According to the brief, the Social Security cost rate has stayed below the income rate for the past two decades, and Social Security has enjoyed cash flow surpluses as a result of reforms enacted in 1983. It wasn’t until the increase in unemployment and subsequent decrease in payroll taxes, coupled with increasing benefit claims that the cost rate surpassed income. Furthermore, the cost rate should stay below the income rate from 2012 to 2014.

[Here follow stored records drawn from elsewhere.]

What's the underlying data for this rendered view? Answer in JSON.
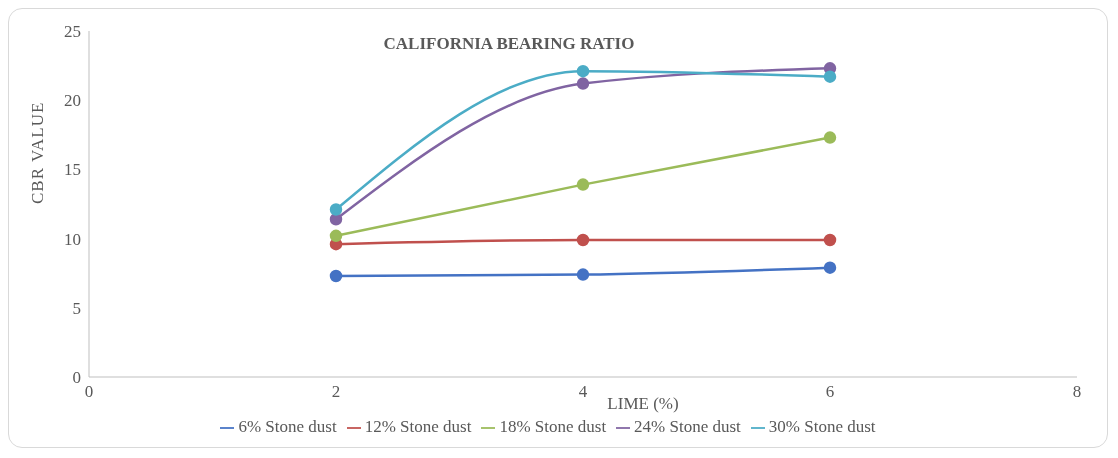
{
  "chart_data": {
    "type": "line",
    "title": "CALIFORNIA BEARING RATIO",
    "xlabel": "LIME (%)",
    "ylabel": "CBR VALUE",
    "x": [
      2,
      4,
      6
    ],
    "series": [
      {
        "name": "6% Stone dust",
        "color": "#4472c4",
        "values": [
          7.3,
          7.4,
          7.9
        ]
      },
      {
        "name": "12% Stone dust",
        "color": "#c0504d",
        "values": [
          9.6,
          9.9,
          9.9
        ]
      },
      {
        "name": "18% Stone dust",
        "color": "#9bbb59",
        "values": [
          10.2,
          13.9,
          17.3
        ]
      },
      {
        "name": "24% Stone dust",
        "color": "#8064a2",
        "values": [
          11.4,
          21.2,
          22.3
        ]
      },
      {
        "name": "30% Stone dust",
        "color": "#4bacc6",
        "values": [
          12.1,
          22.1,
          21.7
        ]
      }
    ],
    "xlim": [
      0,
      8
    ],
    "xticks": [
      0,
      2,
      4,
      6,
      8
    ],
    "ylim": [
      0,
      25
    ],
    "yticks": [
      0,
      5,
      10,
      15,
      20,
      25
    ],
    "grid": false,
    "legend": "bottom",
    "marker": "circle",
    "line_style": "solid"
  }
}
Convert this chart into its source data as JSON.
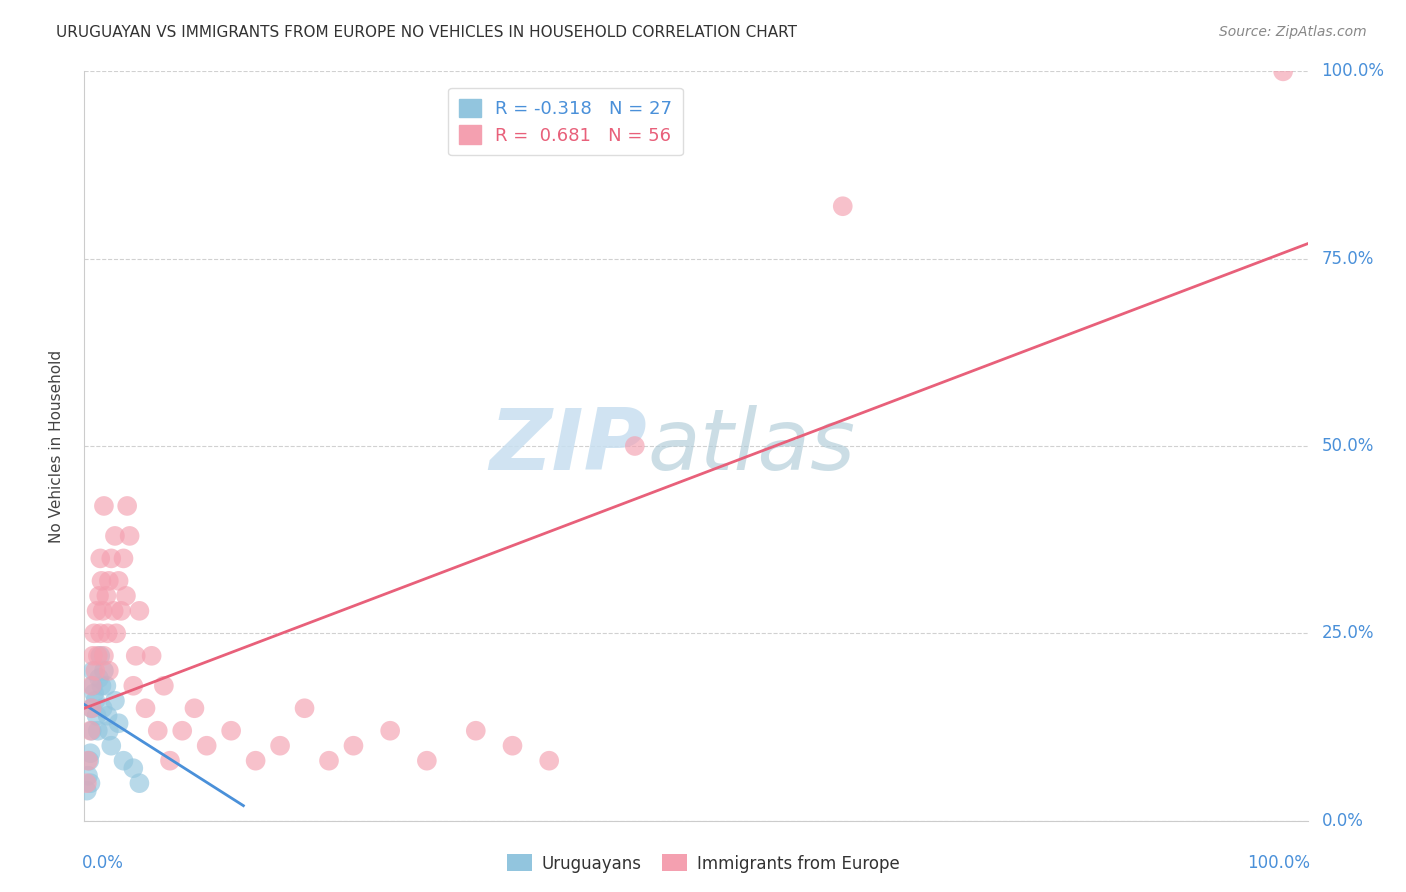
{
  "title": "URUGUAYAN VS IMMIGRANTS FROM EUROPE NO VEHICLES IN HOUSEHOLD CORRELATION CHART",
  "source": "Source: ZipAtlas.com",
  "ylabel": "No Vehicles in Household",
  "ytick_labels": [
    "0.0%",
    "25.0%",
    "50.0%",
    "75.0%",
    "100.0%"
  ],
  "ytick_values": [
    0.0,
    0.25,
    0.5,
    0.75,
    1.0
  ],
  "xtick_labels": [
    "0.0%",
    "100.0%"
  ],
  "xtick_values": [
    0.0,
    1.0
  ],
  "legend_uruguayan_r": "R = -0.318",
  "legend_uruguayan_n": "N = 27",
  "legend_europe_r": "R =  0.681",
  "legend_europe_n": "N = 56",
  "uruguayan_color": "#92C5DE",
  "europe_color": "#F4A0B0",
  "uruguayan_line_color": "#4A90D9",
  "europe_line_color": "#E8607A",
  "watermark_zip": "ZIP",
  "watermark_atlas": "atlas",
  "uruguayan_scatter_x": [
    0.002,
    0.003,
    0.004,
    0.005,
    0.005,
    0.006,
    0.006,
    0.007,
    0.007,
    0.008,
    0.009,
    0.01,
    0.011,
    0.012,
    0.013,
    0.014,
    0.015,
    0.016,
    0.018,
    0.019,
    0.02,
    0.022,
    0.025,
    0.028,
    0.032,
    0.04,
    0.045
  ],
  "uruguayan_scatter_y": [
    0.04,
    0.06,
    0.08,
    0.05,
    0.09,
    0.12,
    0.15,
    0.18,
    0.2,
    0.17,
    0.16,
    0.14,
    0.12,
    0.19,
    0.22,
    0.18,
    0.15,
    0.2,
    0.18,
    0.14,
    0.12,
    0.1,
    0.16,
    0.13,
    0.08,
    0.07,
    0.05
  ],
  "europe_scatter_x": [
    0.002,
    0.003,
    0.005,
    0.006,
    0.006,
    0.007,
    0.008,
    0.009,
    0.01,
    0.011,
    0.012,
    0.013,
    0.013,
    0.014,
    0.015,
    0.016,
    0.016,
    0.018,
    0.019,
    0.02,
    0.02,
    0.022,
    0.024,
    0.025,
    0.026,
    0.028,
    0.03,
    0.032,
    0.034,
    0.035,
    0.037,
    0.04,
    0.042,
    0.045,
    0.05,
    0.055,
    0.06,
    0.065,
    0.07,
    0.08,
    0.09,
    0.1,
    0.12,
    0.14,
    0.16,
    0.18,
    0.2,
    0.22,
    0.25,
    0.28,
    0.32,
    0.35,
    0.38,
    0.62,
    0.45,
    0.98
  ],
  "europe_scatter_y": [
    0.05,
    0.08,
    0.12,
    0.15,
    0.18,
    0.22,
    0.25,
    0.2,
    0.28,
    0.22,
    0.3,
    0.35,
    0.25,
    0.32,
    0.28,
    0.22,
    0.42,
    0.3,
    0.25,
    0.32,
    0.2,
    0.35,
    0.28,
    0.38,
    0.25,
    0.32,
    0.28,
    0.35,
    0.3,
    0.42,
    0.38,
    0.18,
    0.22,
    0.28,
    0.15,
    0.22,
    0.12,
    0.18,
    0.08,
    0.12,
    0.15,
    0.1,
    0.12,
    0.08,
    0.1,
    0.15,
    0.08,
    0.1,
    0.12,
    0.08,
    0.12,
    0.1,
    0.08,
    0.82,
    0.5,
    1.0
  ],
  "uruguayan_trend_x": [
    0.0,
    0.13
  ],
  "uruguayan_trend_y": [
    0.155,
    0.02
  ],
  "europe_trend_x": [
    0.0,
    1.0
  ],
  "europe_trend_y": [
    0.15,
    0.77
  ],
  "background_color": "#FFFFFF",
  "grid_color": "#CCCCCC",
  "grid_linestyle": "--",
  "title_color": "#333333",
  "source_color": "#888888",
  "ylabel_color": "#444444",
  "tick_label_color": "#4A90D9",
  "bottom_legend_labels": [
    "Uruguayans",
    "Immigrants from Europe"
  ]
}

Beyond 2014, though, Social Security will have to “regularly tap the interest on trust fund assets to cover benefits,” and in 2025 the government will have to begin drawing on trust fund assets to cover benefits. Finally, in 2037, the trust fund will be exhausted.

What will happen in 2037?

“Some commentators describe the program as ‘bankrupt,’ leaving the impression that Social Security has no money at all. But payroll tax revenues continue rolling in. So the system will still have enough revenue to pay 78 percent of currently legislated benefits after exhaustion of reserves in 2037,” Munnell writes. This means that the retirees of 2037 will receive just 29% of their pre-retirement earnings when they claim Social Security benefits, as opposed to 36%.

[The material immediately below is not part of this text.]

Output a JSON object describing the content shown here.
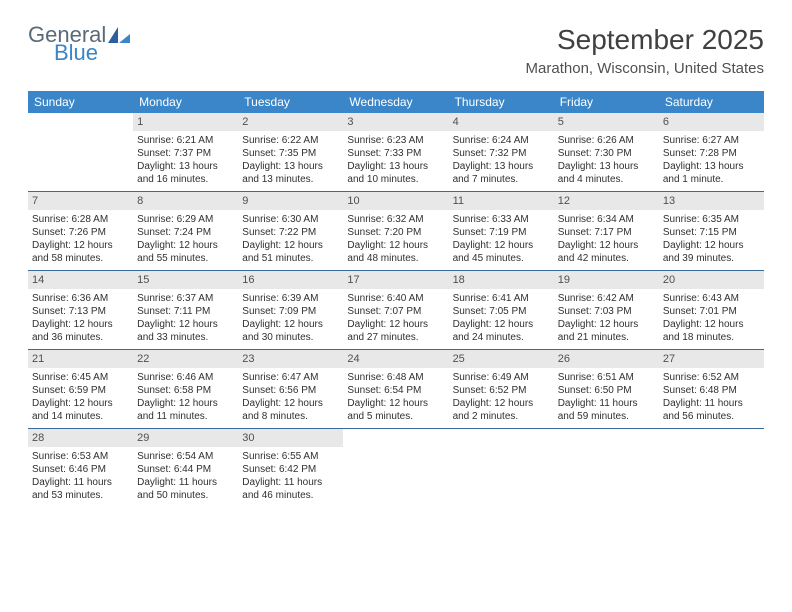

One possible solution suggested by Munnell is to raise the payroll taxes 1.92% – the projected deficit over the next 75 years – or 0.96% for employees and employers. This would cover the current benefits package for everyone who reaches retirement age through 2086, according to the brief.

More permanent fixes have to look beyond the next 75 years, however, and Munnell says, very definitively “There is no silver bullet.” The government will have to either cut benefits or raise Social Security income.